E os cheiros...? Creio que possa ser tão doce, envolvente e
excitante quanto a flor que você, meu jovem, deu para aquela jovem donzela quando
estavam juntos, seja para conquistá-la, ou para conquistar não à ela, mas seus
domínios (seu conquistador barato).
Não há como esquecer...
Por falar em cheiros, meus caros, não acharam que tudo
fossem flores, não é?! Claro, tem também as folhas, os castelinhos, o anão de
jardim, as formigas, minhocas, besouros, abelhas, o banquinho e a fonte do anjinho...
Mas não é disso que vou falar... Vocês sabem o que é necessário para se
cultivar qualquer planta que seja?
Para os desavisados de plantão, sem todo aquele “frufru” da
atualidade de conversar com as plantas, são necessários, terra, água, a semente
ou a muda do que se quer plantar e adubo. Pois é, para que haja flores também é
necessário ter muita merda! Mas não é qualquer merda, tem que ser uma merda da
boa, se não, não resolve nada!
Moral da história: Vamos nos ater a sabedoria dos ditos
populares, pois quer verdade maior do que dizer que é de fazendo merda que se
aduba a vida? Além de um grande aprendizado, gera ainda boas histórias para
contar, ou escrever.
Mas agora, sem mais delongas vamos a o que interessa...
Como diria o grande Ned Stark “- O inverno está chegando...”
e já há algum tempo queria escrever sobre isto, mas não tinha encontrado a motivação
necessária. Até agora!
O
que me motiva a escrever sobre isto foi quando ontem pela manhã – lê-se BEM de
manhã – iria à casa da minha mãe tomar um café, oportunidade rara, mas por isto
topei enfrentar o frio que fazia cedo e fui de moto enfrentar a longínqua e
gélida jornada (acho que a maioria de vocês sabe que sou motoqueiro, mas isto é
história para outro dia); até que há alguns quarteirões de casa há outra
vivenda com um jardim na frente. Em certo ponto até bastante parecido com o
descrito anteriormente, inclusive pelo banquinho, e é aí que toda a ação
acontece.
Neste
banquinho estavam sentados juntos, um casal de idosos, ambos cobertos por um
único cobertor, e isto me chamou a atenção como não é habitual.
Me
digam, conseguem imaginar cena mais romântica do que esta? Pois eu não! E
comecei a pensar sobre qual era a mágica que tinha aquele cobertor que os
deixou unidos por provavelmente muito tempo?
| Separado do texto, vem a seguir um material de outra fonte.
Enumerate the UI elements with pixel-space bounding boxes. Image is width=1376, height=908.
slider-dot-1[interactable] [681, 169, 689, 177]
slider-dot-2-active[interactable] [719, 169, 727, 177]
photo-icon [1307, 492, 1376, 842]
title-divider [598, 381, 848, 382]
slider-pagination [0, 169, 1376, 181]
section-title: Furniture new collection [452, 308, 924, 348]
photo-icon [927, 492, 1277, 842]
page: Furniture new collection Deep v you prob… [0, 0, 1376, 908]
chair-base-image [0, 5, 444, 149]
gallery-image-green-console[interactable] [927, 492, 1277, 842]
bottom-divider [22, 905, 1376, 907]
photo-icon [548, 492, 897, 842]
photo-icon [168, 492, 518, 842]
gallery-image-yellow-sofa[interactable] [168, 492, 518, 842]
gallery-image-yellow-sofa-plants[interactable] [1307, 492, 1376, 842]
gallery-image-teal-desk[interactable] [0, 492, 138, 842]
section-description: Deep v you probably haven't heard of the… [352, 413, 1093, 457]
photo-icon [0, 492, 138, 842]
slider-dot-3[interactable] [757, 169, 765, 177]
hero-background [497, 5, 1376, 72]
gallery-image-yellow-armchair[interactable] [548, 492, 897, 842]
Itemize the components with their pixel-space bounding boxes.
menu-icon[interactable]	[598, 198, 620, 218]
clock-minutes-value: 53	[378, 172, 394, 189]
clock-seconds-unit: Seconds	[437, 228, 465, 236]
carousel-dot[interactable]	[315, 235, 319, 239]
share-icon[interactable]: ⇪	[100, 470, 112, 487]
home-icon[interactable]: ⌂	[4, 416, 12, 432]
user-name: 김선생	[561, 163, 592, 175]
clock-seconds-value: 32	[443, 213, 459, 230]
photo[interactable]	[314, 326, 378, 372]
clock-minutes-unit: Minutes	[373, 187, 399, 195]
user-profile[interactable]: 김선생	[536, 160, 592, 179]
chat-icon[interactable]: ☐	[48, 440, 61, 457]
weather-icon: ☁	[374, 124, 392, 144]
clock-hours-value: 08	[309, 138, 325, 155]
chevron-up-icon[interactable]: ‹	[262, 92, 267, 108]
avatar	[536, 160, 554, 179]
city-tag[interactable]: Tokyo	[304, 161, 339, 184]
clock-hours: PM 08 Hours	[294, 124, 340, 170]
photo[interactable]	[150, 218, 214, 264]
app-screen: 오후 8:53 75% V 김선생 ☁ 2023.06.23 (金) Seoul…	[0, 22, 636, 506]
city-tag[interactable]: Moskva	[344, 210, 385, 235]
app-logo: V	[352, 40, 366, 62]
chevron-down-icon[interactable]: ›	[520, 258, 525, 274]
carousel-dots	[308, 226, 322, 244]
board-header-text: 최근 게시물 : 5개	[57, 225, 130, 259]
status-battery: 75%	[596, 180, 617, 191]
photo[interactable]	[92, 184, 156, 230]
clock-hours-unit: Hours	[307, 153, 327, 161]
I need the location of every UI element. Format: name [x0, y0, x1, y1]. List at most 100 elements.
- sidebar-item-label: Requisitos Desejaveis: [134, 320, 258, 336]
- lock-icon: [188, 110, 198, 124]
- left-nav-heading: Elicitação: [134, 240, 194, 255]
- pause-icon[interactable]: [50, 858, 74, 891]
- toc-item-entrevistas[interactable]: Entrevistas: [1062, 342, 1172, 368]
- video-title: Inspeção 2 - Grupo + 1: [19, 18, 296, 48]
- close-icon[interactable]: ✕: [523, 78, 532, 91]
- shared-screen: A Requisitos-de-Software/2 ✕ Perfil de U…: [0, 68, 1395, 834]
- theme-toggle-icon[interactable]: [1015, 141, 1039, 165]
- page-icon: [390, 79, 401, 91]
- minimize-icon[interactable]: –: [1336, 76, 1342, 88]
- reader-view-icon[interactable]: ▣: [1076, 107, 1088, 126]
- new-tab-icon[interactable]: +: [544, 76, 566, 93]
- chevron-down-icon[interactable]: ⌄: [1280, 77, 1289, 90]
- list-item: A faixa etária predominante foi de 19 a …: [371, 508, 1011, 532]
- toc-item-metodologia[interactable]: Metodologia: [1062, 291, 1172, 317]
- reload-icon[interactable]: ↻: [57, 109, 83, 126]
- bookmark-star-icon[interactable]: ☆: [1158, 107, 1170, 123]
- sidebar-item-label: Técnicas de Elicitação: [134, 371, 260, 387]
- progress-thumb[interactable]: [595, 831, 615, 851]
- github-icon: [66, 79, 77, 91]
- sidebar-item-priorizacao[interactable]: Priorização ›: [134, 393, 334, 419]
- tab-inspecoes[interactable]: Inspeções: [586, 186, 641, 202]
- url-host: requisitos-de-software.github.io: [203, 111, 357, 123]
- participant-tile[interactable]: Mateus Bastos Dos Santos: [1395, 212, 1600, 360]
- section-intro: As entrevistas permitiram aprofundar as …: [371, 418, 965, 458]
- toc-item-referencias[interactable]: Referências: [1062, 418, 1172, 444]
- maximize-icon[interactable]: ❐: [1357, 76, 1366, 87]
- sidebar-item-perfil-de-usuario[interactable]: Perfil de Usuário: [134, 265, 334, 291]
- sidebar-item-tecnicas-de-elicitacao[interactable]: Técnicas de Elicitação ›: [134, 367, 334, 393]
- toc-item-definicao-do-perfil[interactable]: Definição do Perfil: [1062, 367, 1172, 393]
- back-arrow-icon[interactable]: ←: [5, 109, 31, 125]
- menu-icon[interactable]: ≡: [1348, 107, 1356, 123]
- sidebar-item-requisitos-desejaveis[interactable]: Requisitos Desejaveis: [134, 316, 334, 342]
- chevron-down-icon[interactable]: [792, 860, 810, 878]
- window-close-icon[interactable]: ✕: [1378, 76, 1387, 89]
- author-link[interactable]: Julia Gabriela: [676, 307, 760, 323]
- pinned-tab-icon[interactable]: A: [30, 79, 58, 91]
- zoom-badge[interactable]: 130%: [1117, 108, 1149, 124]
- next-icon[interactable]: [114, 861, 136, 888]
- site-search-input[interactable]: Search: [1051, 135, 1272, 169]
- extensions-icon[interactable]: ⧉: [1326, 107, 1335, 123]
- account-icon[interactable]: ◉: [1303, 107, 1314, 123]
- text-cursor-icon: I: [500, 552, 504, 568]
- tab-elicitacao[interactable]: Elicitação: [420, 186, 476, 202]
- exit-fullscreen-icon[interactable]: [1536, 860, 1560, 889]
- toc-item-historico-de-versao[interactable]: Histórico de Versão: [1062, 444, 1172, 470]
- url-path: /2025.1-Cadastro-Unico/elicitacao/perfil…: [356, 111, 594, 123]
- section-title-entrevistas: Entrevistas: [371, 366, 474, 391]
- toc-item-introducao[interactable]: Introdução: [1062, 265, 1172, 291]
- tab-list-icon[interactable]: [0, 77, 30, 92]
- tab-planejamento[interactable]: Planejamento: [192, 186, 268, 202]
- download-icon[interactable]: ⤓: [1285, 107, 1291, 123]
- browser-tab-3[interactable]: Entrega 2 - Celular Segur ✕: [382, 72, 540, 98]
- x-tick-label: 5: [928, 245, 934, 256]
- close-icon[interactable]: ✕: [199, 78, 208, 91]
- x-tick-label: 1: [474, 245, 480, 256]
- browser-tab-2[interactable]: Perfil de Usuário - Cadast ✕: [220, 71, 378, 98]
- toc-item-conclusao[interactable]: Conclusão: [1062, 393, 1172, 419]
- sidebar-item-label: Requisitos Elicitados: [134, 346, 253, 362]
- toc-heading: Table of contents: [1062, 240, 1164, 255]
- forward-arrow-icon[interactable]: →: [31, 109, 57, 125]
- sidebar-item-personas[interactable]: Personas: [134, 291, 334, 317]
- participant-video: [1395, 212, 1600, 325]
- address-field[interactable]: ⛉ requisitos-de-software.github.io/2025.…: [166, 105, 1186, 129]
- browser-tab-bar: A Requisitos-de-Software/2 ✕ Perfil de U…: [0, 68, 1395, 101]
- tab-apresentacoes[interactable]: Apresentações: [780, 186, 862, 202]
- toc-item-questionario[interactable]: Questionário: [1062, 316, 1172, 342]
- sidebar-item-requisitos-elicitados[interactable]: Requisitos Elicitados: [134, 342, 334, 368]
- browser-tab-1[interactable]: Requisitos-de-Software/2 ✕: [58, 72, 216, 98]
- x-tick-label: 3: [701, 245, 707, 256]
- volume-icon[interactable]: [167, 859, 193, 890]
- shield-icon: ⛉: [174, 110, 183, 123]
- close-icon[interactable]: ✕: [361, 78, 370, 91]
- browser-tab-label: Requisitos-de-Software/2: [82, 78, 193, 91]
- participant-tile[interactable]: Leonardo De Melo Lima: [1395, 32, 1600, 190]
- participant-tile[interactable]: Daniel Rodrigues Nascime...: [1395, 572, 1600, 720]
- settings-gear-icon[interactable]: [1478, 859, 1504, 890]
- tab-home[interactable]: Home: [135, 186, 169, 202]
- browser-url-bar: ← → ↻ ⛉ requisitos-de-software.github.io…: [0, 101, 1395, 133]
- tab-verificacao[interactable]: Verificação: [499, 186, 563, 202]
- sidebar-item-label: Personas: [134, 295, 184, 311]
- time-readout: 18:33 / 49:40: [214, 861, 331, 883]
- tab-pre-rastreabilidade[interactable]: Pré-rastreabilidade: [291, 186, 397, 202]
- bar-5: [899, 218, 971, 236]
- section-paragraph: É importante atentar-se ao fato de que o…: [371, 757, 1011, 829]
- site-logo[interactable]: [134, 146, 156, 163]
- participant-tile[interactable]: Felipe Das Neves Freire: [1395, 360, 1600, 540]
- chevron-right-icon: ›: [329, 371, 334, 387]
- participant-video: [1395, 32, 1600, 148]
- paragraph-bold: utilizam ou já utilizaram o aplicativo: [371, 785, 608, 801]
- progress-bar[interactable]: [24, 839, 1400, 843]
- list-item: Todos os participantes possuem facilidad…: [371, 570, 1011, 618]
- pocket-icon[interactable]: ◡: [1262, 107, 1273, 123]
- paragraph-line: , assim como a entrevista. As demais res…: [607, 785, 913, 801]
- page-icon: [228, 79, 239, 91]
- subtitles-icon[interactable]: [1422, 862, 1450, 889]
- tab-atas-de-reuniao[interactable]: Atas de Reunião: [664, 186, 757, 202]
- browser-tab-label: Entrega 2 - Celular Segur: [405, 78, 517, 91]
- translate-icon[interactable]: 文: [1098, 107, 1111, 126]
Quais os segredos que ele (o
cobertor) guardava sobre aquele casal e que muito possível passaram a maioria
dos invernos de sua vida juntos (livre de detalhes sórdidos, ok?!)?
E
neste movimento de imaginar tantas coisas a respeito daquele amor, como se diz
por aí “envelhecido em barris de carvalho, tais como os vinhos que ficam
melhores e mais valiosos com o passar dos anos”; senti admiração, senti inveja
e senti gratidão.
Fiquei
nesta salada de sentimentos por devanear como fora possível um amor durar tanto
tempo, e pensar o que é possível fazer para isto; questionava-me se um dia isto
também aconteceria comigo, se teria, quem sabe, esta sorte de um dia de inverno
poder me sentar ao lado da minha velha, cobertos por um cobertor com tantas
histórias e ver o jardim da minha casa; e acima de tudo, fiquei grato por poder
admirar tal cena, por esta ter causado todo este movimento dentro de mim e por
poder compartilhar estes sentimentos com quem se dispor a ler este texto.